All of which is to say that we are, without knowing much about her, instinctively on Mary’s side. I would have preferred, however, for her to be painted with more agency, as an active component in the ongoing romance rather than the passive recipient of Bob’s emotional uncertainties. There is truth to this, surely, but I think Brooks takes liberties whenever he widens his pinpoint character study to something broader (in both the social and comical sense). Given my present need for optimism, it’s difficult to read the ending of his film as anything other than cruel. The textual inscriptions that conclude Modern Romance, and the droll pace with which their three-point punch-line is revealed, hints at a bathetic predictability regarding human relations. It’s a thesis I reject.

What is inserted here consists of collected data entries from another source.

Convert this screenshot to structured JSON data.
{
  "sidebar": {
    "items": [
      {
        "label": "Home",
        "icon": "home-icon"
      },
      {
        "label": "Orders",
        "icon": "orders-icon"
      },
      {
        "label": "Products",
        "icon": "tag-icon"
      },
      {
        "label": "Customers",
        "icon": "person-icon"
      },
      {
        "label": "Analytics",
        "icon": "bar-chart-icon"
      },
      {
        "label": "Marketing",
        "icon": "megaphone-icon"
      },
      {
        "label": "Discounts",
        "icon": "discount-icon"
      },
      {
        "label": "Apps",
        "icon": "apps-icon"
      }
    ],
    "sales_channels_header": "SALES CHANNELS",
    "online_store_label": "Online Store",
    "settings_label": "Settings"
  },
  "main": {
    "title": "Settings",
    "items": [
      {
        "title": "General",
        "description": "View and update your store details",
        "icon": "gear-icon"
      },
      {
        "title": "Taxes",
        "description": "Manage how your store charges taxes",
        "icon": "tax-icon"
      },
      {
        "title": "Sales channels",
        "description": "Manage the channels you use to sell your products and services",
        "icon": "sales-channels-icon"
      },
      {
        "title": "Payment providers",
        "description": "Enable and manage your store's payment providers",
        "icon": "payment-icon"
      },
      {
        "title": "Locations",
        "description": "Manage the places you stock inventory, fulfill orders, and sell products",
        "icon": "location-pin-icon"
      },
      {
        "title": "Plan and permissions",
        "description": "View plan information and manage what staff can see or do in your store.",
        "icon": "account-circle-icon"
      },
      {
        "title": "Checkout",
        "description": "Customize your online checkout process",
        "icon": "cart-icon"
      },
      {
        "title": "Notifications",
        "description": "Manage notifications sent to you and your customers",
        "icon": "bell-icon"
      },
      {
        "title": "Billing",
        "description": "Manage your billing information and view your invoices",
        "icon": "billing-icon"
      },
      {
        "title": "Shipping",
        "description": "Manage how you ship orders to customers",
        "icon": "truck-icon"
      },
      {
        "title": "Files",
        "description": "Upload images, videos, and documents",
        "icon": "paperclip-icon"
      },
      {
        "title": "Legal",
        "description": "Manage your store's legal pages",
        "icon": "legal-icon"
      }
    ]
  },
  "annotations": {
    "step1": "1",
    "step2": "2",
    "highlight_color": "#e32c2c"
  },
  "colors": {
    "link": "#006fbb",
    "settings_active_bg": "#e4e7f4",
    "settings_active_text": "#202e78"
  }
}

They marry, they divorce, they get back together: isn’t that the message of Eternal Sunshine of the Spotless Mind (2004), my go-to comfort-watch in Times Like These? But whereas in Michel Gondry and Charlie Kaufman’s masterpiece the sentiment is reassuring, in Modern Romance it feels cynical, a cheap gag. This isn’t necessarily the criticism it might sound like, but I think it has something to do with the fact that in the later film, the realization that couples might be destined to repeat the same mistakes is a reciprocal and even comforting understanding, while the conclusion of Brooks’ film seems to punish Mary. Bob smothers, persuades, conquers: ad infinitum.
I think, also, of Manhattan (1979). Woody Allen’s film, which predates Brooks’ by two years, concludes with a neurotic older man coming to terms with a woman’s self-trust. “You have to have a little faith in people,” she tells him, about to catch a flight to London, where she’ll be staying for the next six months. To which the response is a gradual smile: that beauty—the great romance—of giving someone space, and of letting things take their course. Life comes at you fast, but without this kind of epiphany or understanding—without the kind of honest, searching, reflective process that Mary in Modern Romance so desperately requires—it drifts away from you even faster.